La via dell’oggetto: il fantasma come ancoraggio del corpo parlante
Nei primi capitoli del Seminario xiv, La Logique du fantasme, recentemente pubblicato dalle éditions du Seuil et Le Champ freudien éditeur, Lacan costruisce logicamente, per il fantasma, una superficie prêt-à-porter [5]. Superficie di cui dice che ha due nomi : «il desiderio e la realtà »[6]. Superficie che egli metaforizza come una «stoffa […] tessuta in maniera tale che si passa senza rendersene conto, poiché essa è senza taglio e senza cucitura, dall’una all’altra delle sue facce». Ecco su quale superficie significante si sposta il bambino quando fa il racconto del suo sogno e ne fornisce le expliques, le «chiose» [7]. Explique è una buona parola, un neologismo – proposto da Lacan nella Conferenza a Ginevra sul sintomo – che condensa explication, «spiegazione» e réplique, «replica», vale a dire ciò che risponde all’appello dei significanti che si sono formati nel sogno.
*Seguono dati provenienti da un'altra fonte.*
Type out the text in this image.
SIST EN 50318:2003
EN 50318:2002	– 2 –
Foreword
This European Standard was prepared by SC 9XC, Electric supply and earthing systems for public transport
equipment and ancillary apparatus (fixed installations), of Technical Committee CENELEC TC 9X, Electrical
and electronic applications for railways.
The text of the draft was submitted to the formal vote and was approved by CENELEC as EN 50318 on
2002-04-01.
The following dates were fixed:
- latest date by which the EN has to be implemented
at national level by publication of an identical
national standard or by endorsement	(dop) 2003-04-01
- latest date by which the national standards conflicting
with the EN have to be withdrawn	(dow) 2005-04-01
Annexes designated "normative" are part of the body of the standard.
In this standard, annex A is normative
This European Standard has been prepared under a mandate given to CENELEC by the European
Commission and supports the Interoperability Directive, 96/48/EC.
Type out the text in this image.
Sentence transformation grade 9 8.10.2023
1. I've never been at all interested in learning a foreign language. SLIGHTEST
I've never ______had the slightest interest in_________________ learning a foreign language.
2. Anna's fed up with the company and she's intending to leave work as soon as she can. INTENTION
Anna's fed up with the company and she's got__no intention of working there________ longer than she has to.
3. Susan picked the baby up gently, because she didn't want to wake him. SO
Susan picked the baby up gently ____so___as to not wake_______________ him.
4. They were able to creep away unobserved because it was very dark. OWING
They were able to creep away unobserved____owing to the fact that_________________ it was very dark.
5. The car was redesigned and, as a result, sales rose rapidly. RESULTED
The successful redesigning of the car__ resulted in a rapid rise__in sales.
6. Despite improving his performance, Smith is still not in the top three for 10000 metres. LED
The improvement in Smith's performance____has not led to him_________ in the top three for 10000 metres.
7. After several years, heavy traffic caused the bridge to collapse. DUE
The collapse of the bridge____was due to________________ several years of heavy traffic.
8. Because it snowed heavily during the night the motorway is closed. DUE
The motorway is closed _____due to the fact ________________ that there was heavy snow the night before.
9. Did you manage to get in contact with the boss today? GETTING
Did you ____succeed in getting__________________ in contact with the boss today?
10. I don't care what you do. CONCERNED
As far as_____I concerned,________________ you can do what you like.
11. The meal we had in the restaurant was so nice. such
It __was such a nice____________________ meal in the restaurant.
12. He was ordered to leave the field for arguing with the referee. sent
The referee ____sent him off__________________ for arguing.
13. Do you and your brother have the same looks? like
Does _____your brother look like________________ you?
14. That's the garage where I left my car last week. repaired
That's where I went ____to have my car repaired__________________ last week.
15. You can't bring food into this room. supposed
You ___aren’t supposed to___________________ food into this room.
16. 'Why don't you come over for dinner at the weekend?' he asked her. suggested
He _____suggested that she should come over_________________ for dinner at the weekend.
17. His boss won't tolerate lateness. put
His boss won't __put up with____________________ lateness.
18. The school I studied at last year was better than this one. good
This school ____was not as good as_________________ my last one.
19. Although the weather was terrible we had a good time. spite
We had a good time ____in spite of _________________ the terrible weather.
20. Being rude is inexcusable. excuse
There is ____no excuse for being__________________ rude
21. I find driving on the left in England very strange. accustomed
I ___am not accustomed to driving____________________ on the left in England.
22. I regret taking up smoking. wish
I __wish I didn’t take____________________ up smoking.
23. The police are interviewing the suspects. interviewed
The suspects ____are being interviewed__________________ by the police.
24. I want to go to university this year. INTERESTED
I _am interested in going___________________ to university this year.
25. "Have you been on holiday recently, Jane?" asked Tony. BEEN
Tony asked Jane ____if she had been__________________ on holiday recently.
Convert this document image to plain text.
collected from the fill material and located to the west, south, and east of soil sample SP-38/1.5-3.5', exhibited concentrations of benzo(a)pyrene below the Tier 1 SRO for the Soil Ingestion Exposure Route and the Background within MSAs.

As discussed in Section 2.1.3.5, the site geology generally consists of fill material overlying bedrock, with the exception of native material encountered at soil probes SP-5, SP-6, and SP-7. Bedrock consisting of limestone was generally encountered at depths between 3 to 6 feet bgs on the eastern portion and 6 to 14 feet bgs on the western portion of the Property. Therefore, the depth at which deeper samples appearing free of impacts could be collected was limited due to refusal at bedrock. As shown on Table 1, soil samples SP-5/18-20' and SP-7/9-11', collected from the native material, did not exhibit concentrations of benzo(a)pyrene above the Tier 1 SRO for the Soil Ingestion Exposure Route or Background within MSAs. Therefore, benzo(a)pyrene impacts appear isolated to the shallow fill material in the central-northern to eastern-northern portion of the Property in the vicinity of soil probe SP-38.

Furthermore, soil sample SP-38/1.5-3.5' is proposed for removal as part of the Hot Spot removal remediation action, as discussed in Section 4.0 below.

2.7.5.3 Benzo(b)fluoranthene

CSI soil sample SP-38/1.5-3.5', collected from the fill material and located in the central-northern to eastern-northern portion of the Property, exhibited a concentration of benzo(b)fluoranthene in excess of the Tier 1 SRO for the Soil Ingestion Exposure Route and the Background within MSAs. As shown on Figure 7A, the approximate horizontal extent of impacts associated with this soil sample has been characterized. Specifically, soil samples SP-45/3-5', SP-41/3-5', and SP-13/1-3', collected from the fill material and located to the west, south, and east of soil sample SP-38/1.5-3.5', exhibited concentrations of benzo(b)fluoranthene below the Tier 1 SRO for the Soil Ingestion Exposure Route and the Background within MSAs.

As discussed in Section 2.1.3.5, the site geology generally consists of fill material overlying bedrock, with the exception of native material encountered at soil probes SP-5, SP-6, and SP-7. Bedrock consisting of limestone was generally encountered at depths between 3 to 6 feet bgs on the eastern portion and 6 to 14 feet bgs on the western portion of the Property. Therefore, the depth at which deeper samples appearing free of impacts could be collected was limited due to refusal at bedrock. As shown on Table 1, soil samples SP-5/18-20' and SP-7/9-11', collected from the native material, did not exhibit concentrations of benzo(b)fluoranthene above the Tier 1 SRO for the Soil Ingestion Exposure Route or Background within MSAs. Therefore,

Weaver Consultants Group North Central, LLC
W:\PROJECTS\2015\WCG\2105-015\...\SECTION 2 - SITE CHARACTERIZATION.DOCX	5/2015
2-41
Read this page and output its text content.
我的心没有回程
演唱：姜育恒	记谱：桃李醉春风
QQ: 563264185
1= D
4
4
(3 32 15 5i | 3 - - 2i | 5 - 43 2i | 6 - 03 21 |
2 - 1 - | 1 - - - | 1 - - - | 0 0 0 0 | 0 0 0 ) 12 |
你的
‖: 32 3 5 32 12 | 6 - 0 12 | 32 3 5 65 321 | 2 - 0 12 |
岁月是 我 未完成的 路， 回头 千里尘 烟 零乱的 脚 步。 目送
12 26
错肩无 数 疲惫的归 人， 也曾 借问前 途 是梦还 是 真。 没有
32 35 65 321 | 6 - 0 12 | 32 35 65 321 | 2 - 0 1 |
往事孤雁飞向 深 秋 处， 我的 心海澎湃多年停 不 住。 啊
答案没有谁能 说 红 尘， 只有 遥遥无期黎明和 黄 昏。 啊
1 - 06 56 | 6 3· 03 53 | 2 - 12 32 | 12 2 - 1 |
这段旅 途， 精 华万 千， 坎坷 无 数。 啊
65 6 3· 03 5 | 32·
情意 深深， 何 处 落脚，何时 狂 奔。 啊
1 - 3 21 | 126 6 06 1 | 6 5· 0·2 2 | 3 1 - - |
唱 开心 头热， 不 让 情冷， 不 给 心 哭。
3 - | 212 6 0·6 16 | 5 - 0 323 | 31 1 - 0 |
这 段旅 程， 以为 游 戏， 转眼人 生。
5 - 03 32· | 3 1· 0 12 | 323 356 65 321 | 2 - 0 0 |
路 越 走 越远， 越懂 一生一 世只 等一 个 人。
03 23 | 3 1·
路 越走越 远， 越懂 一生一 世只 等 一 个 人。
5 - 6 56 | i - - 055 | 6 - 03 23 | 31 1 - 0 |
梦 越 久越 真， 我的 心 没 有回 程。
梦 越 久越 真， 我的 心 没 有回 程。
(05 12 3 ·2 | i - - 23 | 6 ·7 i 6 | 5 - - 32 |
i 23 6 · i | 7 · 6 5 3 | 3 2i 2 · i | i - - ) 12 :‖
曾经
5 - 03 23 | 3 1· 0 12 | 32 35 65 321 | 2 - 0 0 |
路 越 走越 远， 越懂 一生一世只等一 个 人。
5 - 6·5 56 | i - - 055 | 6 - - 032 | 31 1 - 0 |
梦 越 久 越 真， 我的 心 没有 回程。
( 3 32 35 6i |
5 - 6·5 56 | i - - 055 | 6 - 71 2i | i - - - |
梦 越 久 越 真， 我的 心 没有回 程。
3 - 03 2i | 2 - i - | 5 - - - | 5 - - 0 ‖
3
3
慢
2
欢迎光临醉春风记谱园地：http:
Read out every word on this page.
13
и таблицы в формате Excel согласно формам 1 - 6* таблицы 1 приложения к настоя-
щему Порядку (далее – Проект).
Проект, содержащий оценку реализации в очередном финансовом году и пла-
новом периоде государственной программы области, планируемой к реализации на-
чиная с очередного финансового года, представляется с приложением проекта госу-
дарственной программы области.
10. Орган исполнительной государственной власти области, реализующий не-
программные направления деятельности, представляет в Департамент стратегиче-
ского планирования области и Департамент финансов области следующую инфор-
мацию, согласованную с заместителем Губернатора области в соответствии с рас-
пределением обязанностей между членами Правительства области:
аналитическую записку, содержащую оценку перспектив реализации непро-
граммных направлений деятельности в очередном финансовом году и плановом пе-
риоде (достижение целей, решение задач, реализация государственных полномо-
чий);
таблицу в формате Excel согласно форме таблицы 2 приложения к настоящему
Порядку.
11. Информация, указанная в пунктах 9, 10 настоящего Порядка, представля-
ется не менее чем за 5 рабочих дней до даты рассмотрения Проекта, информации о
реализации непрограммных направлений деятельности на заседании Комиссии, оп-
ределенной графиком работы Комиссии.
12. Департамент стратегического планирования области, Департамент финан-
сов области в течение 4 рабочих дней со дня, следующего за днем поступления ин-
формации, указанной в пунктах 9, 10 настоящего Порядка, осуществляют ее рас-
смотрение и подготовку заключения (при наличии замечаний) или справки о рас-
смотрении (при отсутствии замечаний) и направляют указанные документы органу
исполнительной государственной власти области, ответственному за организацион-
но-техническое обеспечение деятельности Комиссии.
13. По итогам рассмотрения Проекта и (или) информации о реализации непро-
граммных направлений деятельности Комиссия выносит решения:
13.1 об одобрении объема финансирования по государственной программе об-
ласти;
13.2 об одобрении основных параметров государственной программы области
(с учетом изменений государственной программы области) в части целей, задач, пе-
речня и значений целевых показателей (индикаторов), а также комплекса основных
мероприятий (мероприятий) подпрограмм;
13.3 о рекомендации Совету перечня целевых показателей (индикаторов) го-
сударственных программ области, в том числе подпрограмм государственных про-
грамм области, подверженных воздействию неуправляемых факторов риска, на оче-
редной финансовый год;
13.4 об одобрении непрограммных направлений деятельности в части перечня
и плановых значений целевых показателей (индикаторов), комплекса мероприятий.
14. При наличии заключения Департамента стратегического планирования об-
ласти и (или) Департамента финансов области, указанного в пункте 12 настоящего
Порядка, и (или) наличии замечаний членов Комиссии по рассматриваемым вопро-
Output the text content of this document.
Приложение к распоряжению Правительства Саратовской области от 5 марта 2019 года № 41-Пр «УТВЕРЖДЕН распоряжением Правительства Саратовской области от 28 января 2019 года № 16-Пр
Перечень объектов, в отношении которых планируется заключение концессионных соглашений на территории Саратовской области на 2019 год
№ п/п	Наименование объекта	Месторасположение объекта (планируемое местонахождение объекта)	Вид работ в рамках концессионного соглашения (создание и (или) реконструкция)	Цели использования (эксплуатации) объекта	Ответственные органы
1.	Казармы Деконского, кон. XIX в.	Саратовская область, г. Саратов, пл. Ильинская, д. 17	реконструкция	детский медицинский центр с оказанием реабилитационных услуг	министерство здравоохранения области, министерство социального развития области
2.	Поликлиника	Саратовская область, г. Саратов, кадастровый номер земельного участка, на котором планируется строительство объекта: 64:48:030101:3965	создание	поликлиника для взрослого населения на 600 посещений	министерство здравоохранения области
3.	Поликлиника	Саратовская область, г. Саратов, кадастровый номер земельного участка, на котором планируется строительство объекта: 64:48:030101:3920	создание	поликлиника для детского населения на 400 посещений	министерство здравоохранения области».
Grazie a queste chiose, il significante «genera [ciò] che non è lì, all’origine, [ovvero] il soggetto stesso[8]». In questo movimento, noi raccogliamo dalla bocca del bambino sia le tracce che costituiranno le vie del suo desiderio, cioè i significanti che segnano gli incroci, che descrivono un paesaggio, che sottolineano i tratti di un personaggio, di un animale divorante, che reperiscono lo sguardo che si isola o la voce che si fa intendere –, sia i significanti che marcheranno la realtà nella quale il suo corpo prende posto. Questa realtà «umana» non è dunque «nient’altro che montaggio del simbolico e dell’immaginario» [9], i sembianti che delimitano il quadro nel quale circola e si fissa il desiderio. Lacan definisce perciò la realtà come «prêt-à-porter-il-fantasma». La realtà si edifica così sugli stessi sembianti del desiderio, ma è un quadro che ha delle fughe, dei residui che formano «il nucleo elaborabile del godimento[10]» che il fantasma accoglie.
«Soggetto al godimento»
Questo lavoro del fantasma è ciò che noi raccogliamo nei giochi del bambino, nelle sue pantomime, nei disegni, e guadagneremo nel trattarli con lo stesso rigore grammaticale di cui testimoniano Freud, Lacan e J.‑A. Miller nelle loro analisi del fantasma Un bambino viene picchiato. Vedremo allora apparire tanto più chiaramente l’oggetto in causa quanto più esso è sul punto di essere perduto. Ancora una volta, il piccolo Hans sarà la nostra guida: evochiamo qui il fantasma delle due giraffe, la grande e la piccola, quella che viene «sgualcita[11]» da Hans e sulla quale si siede, provocando le grida della grande, e notiamo la risorsa che il ragazzino trova nel suo cognome, Graf, per fare perno a questo fantasma. Alla fine del Seminario xiv, Lacan definisce così il fantasma: «il fantasma ha due caratteristiche – la presenza di un oggetto a e, d’altra parte, nient’altro che ciò che genera il soggetto come S/, ovvero una frase[12]». Un bambino fa gridare la grande giraffa, fa gridare suo padre e la voce sorge, quella a cui il bambino fa appello per trovare il suo posto nel desiderio che lo porta verso sua madre, ormai inter-detto dopo il sogno d’angoscia d’entrata nella fobia, che faceva della madre una mamma partita[13], ormai inaccessibile. Quest’oggetto a, «impossibile da eliminare[14]», lo vedremo così apparire sul filo delle catene significanti che il bambino articola nei suoi sogni e nei giochi, per poco che gli diamo il suo posto, quello di essere portatore del «valore di godimento [che] è al principio dell’economia dell’inconscio[15]».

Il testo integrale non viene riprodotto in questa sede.